**Elad Gil** (0:05)
Hi, listeners. Welcome to No Priors. Today we have Ivan Zhao, co-founder and CEO of Notion, the beloved productivity application for notes, tasks, and knowledge base.
They recently launched an AI Q&A interface as well as a calendar application. We're super excited to have Ivan. Thanks for being here again, Ivan. We are going to start with the hardest question, which is what is Notion?
**Ivan Zhao** (0:28)
Notion is always pretty hard to define because it can do so many different things.
But that's also our goal. We want to give people one tool that they can do their most work with. For a personal user, that means all your personal notes, all the planning for a trip or for your wedding. For business, for enterprise, for a company, that means all your documents, all your tasks, all your issues, calendaring, knowledge base in one tool.
The reason we want to do that because there's just so much fragmentation in the market today, we wish like, it wouldn't be nice as one place to do your most work. And our approach here is rather than try to cram all the different use cases into one product, what are the underlying software building blocks? What are the Legos that power those use cases? Can we give users those Legos so they can be creative with software themselves? They can create and tinker their perfect workflow for their personal life or for their company. And none of this is new, by the way, like people back in the 80s, even 70s tried this kind of building blocks approach to software, which is trying to take a modern spin with cloudware and with AI, to what it's like to break the prison of application-based software.
**Elad Gil** (1:43)
It's dramatic to think we've been living in a prison of SaaS fragmentation for the last two decades, but I do think it's actually surprising to hear a point of view that is so obvious, which is like, of course we want one tool where the data was interconnected. Why do you think more people don't try that to have unified tools and unified data underneath?
**Ivan Zhao** (2:10)
I think people try for different angles. Like even fairly recently, there's this thing called NoCo, right? NoCo is like coming from this kind of like power user developer angle of wouldn't be nice everybody can modify this underlying software they use every day. That's one angle. It wasn't coming from the angle of the knowledge and data wants to be in one place, right? And language model sort of give another angles, the underlying knowledge in the betting space wants to be one place, wouldn't be nice in one place, right? And the macro is also coming from the budget place. Wouldn't be nice rather than pay for five different vendors and all C-based business, just pay one vendor and save some money. So they have different angles from different times. I would say we are more come from this kind of computing and medium and literacy angle. Like you and me, go through school to learn how to read and write.
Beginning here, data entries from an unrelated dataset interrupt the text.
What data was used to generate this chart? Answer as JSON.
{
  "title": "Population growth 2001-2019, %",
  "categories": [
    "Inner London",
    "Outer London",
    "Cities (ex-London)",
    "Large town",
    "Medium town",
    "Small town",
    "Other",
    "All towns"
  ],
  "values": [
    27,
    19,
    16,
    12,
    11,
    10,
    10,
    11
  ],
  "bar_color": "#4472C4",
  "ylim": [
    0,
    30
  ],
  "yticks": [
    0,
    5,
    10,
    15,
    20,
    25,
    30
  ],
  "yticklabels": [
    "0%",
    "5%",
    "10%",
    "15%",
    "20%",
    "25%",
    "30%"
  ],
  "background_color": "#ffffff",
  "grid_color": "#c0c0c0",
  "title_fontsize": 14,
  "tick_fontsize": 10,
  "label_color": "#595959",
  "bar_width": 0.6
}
English and Chinese, we've spent years to do that. We all know how to do that. The world, the same MacBook, for most people are very rich as a more like a machine to do typewriting or watching YouTube.
Not much more beyond that. It's not very creative.
Wouldn't be more nice than more people can use their software more creatively. Because there's a separation between people who can make software and people who use software and that's why SF's rent is so expensive. Because where the modern day Detroit or Manchester, where the factory of the world.
Notions largely come from that angle, which is the original angle. We were inspired by early computing pioneer. They thought about that angle. They thought about computing could just be like literacy. One day everybody can do it. I guess they didn't expect AI might make that even give a really interesting twist to it because now, language model AI can not only to create software, but also do a lot of thinking working for you. So the future is pretty interesting.
**Elad Gil** (4:22)
So for someone who thinks on span of decades of, what should computing look like and what were the most ambitious plans for personal computing? Three, four decades ago, what are you most excited about seeing from AI Broadway over the next decade?
**Ivan Zhao** (4:42)
I think three, four decades is a bit too long. If AGI happened that time, computing might not be necessary.
For this decade, I think one sleeper category is the drag, the embedding space. Decades might be too long, I would say in the next year or two. Now, the language model can understand what you put into a computer, understanding. Rather than you do the organization to make you retrieve the understanding more easily, machine can do that better than anybody else can. Before that, we use keyword-based search, where you find your coworker who remember that, that queue, where does that information sit. Now, just ask Notion AI and you get that in seconds.